You have either come out and say, "Yes, the air campaign saved Benghazi. That is was good. Now the revolution has a chance to survive, and even win, and it would not have had this chance at all were it not for Western military intervention."

Or else you have to have the courage to come out and oppose the air strikes directly. You have to be able to say: "I think that less people will die now if we allow Qaddafi to massacre his people and then stay in power than will die later if we support the rebels with our airpower, which runs the risk of dragging the revolution out into a protracted civil war.
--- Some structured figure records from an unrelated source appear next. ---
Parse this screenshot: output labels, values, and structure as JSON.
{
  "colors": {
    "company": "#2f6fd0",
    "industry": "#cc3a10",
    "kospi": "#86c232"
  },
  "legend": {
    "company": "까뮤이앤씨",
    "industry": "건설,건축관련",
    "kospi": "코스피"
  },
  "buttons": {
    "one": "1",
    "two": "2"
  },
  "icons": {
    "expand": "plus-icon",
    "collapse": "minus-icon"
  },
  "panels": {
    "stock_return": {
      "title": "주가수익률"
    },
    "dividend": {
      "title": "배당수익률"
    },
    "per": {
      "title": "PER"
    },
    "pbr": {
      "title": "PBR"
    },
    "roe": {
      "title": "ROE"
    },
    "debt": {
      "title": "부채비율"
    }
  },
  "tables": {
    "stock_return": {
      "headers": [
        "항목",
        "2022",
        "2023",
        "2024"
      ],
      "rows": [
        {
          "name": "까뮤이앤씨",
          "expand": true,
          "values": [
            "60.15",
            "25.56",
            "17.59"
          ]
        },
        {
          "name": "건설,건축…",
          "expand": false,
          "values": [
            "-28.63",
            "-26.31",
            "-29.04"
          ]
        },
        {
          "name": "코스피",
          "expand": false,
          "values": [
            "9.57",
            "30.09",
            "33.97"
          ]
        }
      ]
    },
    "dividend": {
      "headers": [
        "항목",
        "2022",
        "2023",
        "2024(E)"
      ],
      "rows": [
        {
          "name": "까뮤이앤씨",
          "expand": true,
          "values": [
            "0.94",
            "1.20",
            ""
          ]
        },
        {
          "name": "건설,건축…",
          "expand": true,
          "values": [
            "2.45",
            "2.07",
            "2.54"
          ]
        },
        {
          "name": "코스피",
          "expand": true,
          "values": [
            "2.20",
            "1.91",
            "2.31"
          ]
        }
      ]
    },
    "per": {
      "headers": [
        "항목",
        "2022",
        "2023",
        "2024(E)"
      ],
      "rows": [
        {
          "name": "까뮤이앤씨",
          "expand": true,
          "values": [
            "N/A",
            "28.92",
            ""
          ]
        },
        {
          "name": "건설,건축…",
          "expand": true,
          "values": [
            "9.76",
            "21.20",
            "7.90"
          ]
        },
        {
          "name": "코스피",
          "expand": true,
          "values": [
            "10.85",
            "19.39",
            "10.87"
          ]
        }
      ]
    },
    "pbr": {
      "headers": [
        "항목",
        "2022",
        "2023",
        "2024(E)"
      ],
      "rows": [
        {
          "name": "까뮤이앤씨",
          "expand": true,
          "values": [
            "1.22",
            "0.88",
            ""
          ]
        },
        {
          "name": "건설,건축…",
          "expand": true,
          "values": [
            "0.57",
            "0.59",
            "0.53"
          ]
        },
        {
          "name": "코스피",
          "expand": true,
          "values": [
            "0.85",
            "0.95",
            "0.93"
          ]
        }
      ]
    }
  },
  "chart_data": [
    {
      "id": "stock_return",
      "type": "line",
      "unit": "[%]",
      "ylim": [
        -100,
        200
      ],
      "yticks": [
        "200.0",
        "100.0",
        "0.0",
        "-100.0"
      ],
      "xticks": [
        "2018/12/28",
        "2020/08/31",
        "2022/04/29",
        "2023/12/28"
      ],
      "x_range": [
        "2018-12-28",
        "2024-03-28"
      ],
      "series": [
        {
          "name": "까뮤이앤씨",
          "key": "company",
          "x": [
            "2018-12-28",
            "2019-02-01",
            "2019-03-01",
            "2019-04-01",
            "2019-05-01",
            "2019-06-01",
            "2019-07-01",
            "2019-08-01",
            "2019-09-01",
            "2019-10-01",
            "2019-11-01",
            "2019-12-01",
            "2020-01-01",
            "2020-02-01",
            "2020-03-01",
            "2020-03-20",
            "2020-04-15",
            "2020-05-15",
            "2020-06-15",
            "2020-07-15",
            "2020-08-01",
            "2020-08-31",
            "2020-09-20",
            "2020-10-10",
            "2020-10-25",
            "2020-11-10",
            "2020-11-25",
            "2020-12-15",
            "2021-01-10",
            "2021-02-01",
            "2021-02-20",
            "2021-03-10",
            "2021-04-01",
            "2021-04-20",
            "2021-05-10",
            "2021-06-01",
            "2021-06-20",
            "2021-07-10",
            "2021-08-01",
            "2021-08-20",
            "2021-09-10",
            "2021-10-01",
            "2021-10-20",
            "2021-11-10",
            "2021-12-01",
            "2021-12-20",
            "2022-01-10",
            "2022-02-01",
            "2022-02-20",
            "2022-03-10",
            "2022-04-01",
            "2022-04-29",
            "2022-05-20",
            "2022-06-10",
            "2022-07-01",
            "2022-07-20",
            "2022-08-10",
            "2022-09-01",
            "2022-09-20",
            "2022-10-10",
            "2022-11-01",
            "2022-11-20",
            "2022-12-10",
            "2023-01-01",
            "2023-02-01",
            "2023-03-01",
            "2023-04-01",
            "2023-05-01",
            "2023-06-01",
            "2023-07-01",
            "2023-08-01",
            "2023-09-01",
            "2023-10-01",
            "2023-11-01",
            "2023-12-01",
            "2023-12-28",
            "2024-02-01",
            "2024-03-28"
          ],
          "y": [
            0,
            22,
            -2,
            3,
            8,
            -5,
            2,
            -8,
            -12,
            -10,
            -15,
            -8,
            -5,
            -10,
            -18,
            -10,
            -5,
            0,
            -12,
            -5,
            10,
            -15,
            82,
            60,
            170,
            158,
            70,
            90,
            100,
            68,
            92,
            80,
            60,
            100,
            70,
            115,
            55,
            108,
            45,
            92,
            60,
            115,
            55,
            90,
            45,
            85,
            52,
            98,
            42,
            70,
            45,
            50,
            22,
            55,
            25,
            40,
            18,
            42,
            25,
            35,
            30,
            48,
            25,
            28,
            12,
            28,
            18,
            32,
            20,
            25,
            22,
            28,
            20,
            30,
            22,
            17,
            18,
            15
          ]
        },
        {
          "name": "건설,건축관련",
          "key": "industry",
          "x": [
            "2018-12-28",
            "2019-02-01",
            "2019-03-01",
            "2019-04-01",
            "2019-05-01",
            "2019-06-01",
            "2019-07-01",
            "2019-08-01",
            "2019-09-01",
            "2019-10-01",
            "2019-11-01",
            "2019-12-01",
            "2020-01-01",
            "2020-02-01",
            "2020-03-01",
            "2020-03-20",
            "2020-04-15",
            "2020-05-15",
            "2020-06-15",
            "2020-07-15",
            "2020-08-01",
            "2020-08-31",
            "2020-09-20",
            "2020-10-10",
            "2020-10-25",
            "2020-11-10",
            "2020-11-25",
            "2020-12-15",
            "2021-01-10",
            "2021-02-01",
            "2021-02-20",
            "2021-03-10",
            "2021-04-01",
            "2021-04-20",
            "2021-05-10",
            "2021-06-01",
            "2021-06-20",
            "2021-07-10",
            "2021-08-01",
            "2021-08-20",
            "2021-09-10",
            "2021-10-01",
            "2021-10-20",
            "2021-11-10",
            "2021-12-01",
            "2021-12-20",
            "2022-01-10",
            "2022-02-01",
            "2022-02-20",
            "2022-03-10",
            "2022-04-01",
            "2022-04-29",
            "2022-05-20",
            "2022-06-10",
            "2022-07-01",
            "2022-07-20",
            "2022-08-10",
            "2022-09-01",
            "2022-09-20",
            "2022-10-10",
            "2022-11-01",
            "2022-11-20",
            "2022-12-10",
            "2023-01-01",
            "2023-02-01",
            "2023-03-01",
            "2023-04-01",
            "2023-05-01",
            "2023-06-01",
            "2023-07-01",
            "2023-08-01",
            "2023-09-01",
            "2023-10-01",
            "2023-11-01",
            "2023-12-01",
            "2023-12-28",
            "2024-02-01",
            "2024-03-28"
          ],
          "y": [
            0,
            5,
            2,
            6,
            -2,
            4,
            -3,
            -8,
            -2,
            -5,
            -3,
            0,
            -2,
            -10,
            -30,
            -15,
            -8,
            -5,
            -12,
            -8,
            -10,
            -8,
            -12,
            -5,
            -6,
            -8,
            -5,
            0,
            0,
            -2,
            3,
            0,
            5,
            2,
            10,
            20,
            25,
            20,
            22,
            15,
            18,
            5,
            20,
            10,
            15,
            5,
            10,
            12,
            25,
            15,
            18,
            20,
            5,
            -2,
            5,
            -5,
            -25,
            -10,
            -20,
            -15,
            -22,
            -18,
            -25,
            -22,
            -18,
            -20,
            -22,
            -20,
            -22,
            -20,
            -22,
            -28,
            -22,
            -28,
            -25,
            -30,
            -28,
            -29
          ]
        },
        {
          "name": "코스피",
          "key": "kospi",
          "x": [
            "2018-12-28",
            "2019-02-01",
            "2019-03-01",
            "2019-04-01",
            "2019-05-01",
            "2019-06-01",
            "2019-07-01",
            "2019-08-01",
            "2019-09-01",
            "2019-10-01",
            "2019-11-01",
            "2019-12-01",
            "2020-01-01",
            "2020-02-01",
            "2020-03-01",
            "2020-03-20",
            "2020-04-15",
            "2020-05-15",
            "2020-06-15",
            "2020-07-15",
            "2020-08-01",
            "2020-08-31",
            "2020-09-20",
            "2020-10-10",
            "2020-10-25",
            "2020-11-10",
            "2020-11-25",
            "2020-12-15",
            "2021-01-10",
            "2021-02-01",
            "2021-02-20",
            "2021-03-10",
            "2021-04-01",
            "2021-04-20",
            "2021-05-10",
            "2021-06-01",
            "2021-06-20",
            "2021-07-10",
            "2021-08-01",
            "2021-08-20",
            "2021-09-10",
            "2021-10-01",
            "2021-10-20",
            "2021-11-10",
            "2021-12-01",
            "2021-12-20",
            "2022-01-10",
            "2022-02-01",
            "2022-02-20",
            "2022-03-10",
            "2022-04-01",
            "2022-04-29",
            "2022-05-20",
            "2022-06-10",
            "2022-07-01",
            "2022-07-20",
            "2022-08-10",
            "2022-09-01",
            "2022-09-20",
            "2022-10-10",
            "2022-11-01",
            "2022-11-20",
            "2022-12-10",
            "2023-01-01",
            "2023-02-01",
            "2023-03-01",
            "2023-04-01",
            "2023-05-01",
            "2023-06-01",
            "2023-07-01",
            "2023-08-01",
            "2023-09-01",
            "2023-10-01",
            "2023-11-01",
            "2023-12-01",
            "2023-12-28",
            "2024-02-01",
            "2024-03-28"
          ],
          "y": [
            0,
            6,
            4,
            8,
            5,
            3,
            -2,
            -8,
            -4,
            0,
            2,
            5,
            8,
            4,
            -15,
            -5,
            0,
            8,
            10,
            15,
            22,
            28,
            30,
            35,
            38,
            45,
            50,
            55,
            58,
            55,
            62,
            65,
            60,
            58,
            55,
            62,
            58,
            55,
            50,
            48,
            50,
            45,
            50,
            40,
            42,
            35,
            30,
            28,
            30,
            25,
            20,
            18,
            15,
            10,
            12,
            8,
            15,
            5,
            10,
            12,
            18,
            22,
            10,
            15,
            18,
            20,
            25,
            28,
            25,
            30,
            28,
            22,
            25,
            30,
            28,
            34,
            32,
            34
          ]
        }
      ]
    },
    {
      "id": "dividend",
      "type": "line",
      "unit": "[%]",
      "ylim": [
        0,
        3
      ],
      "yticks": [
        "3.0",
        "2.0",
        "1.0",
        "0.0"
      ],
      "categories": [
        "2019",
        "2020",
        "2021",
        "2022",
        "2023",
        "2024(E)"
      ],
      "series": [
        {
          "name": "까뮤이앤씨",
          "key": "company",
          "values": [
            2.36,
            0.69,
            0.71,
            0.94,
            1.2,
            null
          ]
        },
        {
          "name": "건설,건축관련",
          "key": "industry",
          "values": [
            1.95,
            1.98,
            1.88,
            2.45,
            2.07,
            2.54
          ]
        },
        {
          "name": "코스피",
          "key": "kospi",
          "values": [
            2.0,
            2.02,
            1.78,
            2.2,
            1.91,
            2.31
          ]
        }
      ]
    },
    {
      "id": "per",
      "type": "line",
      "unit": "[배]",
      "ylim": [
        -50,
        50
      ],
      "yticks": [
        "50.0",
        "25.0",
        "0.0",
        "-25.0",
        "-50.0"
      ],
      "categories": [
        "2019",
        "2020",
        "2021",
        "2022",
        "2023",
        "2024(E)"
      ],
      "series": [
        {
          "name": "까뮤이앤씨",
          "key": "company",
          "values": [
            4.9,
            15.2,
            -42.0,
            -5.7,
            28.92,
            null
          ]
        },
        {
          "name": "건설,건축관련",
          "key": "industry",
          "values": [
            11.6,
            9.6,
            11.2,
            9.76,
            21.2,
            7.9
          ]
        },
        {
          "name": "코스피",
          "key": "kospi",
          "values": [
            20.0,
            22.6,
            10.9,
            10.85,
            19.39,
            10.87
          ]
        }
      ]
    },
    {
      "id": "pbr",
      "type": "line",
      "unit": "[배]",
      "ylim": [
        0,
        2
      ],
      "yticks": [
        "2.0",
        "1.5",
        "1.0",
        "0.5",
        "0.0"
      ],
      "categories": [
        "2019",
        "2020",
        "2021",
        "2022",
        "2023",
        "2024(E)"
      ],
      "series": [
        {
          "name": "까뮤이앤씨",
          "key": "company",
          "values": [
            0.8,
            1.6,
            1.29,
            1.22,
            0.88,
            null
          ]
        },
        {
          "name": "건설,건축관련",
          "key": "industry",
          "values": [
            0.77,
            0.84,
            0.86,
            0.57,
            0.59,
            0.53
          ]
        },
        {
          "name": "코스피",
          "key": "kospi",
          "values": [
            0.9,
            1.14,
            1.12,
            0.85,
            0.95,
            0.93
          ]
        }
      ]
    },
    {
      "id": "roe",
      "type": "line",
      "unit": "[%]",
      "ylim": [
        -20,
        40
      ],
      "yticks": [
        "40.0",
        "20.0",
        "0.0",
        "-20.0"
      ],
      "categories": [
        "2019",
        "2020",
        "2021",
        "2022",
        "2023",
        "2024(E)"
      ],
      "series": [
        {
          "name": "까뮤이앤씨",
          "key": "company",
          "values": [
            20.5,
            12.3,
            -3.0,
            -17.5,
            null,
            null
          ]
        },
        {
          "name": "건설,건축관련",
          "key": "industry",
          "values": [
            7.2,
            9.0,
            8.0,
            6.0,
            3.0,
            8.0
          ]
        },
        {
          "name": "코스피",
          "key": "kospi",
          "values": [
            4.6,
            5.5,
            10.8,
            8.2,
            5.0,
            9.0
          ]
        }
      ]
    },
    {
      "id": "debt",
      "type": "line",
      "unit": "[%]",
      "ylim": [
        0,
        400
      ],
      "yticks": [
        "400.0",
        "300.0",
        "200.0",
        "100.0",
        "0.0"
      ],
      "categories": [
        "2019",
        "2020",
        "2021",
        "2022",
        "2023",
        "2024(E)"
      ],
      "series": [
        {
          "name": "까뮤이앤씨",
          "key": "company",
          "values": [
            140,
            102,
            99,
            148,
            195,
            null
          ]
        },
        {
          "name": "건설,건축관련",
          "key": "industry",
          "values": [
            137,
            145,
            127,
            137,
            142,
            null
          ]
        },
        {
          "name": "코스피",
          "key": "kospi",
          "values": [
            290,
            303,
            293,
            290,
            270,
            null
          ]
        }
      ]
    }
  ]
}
Therefore, I propose we order our air forces to do nothing, and we send a message to the people of Benghazi and Misrata and everywhere else that for the sake our analysis of their country's long-term future, we have decided to do nothing and go to sleep tonight to read about their deaths in the paper tomorrow."

I personally am not prepared to make such a statement. I don't think that anyone at SocialistWorker.org is either. Yes, it is urgently necessary to recount the disastrous history of past interventions, and to point out the hypocrisy of the countries involved in this one. But you can't write an article on Libya and not say whether or not the air strikes of March 20-21 were right or not. That's sitting on the sidelines and opting out. You have to take a stand for one thing or the other.

I, for one, have been opposing the wars in Iraq and Afghanistan since before they started. My anti-imperialist credentials are as fine as anyone's. But I'll come out and say that I think the air strikes were worth doing, and that they are giving the Libyan revolution the only chance they have.

Maybe I'll be proved wrong as this intervention continues. Possibly I will. But tonight, I'm glad a lot of people in Benghazi are alive that last night I thought were going to die while I slept. I'm glad that the revolution is still alive. And I'm glad that I'm willing to step out and actually say this publicly.